En Suisse, un “piège” au faux profil mène quatre jeunes devant la justice
Quatre hommes de 20 à 23 ans comparaissaient cette semaine devant le tribunal de Glaris, accusés d’avoir attiré un sexagénaire via un faux compte sur une plateforme de rencontre, avant de le suivre et de cambrioler son domicile. L’homme visé fait, lui aussi, l’objet d’une procédure pénale distincte pour des faits impliquant un mineur, relate Le Parisien.

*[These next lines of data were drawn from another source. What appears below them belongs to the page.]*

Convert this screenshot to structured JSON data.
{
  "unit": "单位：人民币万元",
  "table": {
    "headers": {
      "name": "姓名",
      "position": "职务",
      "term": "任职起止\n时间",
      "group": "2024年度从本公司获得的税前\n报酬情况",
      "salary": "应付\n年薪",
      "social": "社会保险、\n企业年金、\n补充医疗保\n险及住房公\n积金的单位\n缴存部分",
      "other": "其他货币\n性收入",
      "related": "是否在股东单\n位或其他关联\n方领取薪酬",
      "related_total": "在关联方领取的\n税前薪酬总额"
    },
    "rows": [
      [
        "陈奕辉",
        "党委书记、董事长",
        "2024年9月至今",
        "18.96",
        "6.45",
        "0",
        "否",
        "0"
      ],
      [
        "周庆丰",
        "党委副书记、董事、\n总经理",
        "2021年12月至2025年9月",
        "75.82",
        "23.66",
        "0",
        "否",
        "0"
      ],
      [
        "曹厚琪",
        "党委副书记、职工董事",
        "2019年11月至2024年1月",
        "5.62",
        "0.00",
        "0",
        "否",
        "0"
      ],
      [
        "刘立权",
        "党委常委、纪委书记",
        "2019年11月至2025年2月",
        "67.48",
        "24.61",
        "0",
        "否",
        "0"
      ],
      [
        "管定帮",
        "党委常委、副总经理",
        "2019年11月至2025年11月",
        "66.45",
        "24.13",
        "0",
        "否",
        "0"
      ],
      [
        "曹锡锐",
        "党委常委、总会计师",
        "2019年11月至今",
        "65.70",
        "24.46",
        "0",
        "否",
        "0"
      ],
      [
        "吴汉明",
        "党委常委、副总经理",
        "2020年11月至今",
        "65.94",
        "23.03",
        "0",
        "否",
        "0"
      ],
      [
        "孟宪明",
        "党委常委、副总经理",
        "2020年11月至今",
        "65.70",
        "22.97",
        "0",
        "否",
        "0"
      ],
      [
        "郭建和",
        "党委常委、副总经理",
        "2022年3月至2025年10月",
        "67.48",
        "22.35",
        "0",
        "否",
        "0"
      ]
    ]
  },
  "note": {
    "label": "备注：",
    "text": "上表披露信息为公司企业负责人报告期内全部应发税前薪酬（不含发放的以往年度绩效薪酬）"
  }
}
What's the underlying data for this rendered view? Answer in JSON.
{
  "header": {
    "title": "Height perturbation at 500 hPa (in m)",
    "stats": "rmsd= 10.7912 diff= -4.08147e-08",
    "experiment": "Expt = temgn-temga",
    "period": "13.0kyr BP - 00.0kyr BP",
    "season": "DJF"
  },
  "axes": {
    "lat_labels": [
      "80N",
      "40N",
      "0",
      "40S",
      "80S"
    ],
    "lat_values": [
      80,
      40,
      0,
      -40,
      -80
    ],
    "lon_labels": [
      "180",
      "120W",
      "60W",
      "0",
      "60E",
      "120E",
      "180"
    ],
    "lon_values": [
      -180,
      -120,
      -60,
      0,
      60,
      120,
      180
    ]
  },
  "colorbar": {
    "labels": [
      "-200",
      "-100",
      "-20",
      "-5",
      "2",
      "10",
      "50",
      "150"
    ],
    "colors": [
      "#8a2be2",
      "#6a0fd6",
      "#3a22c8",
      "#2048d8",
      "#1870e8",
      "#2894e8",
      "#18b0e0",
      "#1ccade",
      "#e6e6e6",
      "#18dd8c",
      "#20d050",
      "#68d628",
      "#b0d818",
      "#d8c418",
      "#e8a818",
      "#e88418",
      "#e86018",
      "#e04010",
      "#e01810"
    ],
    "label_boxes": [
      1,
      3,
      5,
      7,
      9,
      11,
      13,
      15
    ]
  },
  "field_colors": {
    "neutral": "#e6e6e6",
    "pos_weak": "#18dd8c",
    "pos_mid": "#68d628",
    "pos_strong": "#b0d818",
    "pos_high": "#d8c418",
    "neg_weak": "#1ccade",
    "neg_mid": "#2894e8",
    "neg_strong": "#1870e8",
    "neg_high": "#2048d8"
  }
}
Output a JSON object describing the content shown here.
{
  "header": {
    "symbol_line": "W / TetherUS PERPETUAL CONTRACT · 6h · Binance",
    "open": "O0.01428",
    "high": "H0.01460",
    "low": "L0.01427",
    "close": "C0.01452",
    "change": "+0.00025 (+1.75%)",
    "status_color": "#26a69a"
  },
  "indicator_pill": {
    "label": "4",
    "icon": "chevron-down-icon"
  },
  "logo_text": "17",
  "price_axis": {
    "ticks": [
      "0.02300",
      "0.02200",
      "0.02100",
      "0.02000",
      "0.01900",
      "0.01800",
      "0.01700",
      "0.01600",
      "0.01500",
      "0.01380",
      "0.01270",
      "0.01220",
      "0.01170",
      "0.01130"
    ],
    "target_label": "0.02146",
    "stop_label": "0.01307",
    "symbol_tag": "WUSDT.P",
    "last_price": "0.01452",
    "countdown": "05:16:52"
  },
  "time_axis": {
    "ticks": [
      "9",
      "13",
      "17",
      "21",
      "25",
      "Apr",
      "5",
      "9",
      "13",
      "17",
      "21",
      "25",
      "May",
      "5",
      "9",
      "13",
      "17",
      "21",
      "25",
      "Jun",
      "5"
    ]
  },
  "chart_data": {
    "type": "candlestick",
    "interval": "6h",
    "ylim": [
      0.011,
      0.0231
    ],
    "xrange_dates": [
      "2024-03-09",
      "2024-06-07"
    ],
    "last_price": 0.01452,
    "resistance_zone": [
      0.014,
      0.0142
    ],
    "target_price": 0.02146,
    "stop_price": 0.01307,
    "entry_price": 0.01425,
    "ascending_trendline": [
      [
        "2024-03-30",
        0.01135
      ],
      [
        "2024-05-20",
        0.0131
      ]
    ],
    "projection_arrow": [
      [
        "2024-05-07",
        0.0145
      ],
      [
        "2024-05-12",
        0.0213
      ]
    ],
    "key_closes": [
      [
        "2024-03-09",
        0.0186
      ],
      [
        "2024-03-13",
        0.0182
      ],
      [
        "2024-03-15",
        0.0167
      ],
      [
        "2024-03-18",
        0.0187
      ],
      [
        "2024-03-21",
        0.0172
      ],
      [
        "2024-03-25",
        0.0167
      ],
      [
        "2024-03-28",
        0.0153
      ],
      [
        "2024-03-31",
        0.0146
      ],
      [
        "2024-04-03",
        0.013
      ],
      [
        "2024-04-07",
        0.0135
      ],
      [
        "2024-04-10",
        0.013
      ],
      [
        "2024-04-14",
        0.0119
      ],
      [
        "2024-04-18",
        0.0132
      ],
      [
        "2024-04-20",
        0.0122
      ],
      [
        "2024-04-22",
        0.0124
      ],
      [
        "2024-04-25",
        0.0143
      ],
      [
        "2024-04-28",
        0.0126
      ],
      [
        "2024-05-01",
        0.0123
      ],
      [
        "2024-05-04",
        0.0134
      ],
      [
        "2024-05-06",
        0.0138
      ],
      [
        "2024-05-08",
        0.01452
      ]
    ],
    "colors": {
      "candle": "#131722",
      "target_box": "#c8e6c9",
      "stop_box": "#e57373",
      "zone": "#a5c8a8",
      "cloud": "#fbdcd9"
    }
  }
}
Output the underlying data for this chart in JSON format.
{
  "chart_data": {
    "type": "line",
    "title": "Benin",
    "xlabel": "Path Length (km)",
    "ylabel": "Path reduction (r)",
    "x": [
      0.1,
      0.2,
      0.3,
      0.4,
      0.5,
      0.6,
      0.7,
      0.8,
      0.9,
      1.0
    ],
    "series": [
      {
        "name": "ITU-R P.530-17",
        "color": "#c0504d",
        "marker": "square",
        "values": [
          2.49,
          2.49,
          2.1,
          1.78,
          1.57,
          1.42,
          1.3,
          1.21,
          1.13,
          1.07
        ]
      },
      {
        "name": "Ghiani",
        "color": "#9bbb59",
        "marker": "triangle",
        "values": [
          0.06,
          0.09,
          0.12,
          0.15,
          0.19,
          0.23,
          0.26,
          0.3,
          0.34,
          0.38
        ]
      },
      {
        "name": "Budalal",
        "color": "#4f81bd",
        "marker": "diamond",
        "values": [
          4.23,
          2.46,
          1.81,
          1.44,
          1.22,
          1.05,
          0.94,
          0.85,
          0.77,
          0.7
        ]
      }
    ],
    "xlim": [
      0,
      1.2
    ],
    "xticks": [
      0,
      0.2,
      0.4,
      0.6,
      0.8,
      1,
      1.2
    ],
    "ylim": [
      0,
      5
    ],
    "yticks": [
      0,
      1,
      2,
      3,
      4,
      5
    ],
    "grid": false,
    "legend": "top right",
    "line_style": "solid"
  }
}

Un faux compte au nom d’un adolescent
Selon les éléments évoqués à l’audience, les faits remontent à janvier 2024. Un groupe de jeunes hommes aurait créé un profil se présentant comme celui d’un garçon de 14 ans, afin d’entrer en contact avec un homme âgé de 67 ans. Au fil des échanges, des actes sexuels auraient été abordés, jusqu’à la fixation d’un rendez-vous en soirée à Haldenstein, à l’est de la Suisse.
Les prévenus ont expliqué avoir voulu “coincer” un homme qu’ils soupçonnaient de s’intéresser à des mineurs. L’un d’eux a reconnu devant le tribunal qu’ils auraient, selon ses mots, dû alerter la police plutôt que d’agir par eux-mêmes.
Plaque d’immatriculation relevée, adresse retrouvée
Toujours d’après l’accusation, le soir du rendez-vous, les quatre jeunes auraient croisé le sexagénaire, accompagné d’un mineur. Ils auraient relevé sa plaque d’immatriculation, puis retrouvé son adresse.
Deux d’entre eux seraient restés dans un véhicule pendant que trois autres se rendaient au domicile. Ils auraient pénétré dans le logement cagoulés et gantés, en étant munis de coups-de-poing américains.
Menaces, vidéo et objets dérobés
À l’intérieur, la scène aurait été filmée. Les intrus auraient exigé de l’argent ainsi que la carte SIM du téléphone du sexagénaire, tout en proférant des menaces, notamment à son encontre et, selon le dossier, à l’encontre de ses proches s’il prévenait la police.
Plusieurs objets auraient été emportés lors de la fuite : une cassette d’argent, un Vreneli en or, un sabre japonais, une tablette Samsung et une veste en cuir. Les accusés ont soutenu que les vols n’étaient pas prémédités, affirmant avoir agi sous le coup de l’émotion.
Une procédure aussi contre l’homme visé, verdict à venir
La procureure a estimé que les preuves étaient solides et a indiqué que le sexagénaire avait dû suivre un traitement psychiatrique, souffrant encore de conséquences. Parallèlement, l’homme fait l’objet d’une autre procédure pénale distincte portant sur une tentative d’actes sexuels sur mineur.
Au tribunal de Glaris, le ministère public a requis des peines privatives de liberté avec sursis, comprises entre 17 et 22 mois, ainsi que des amendes. Le jugement doit être communiqué par écrit.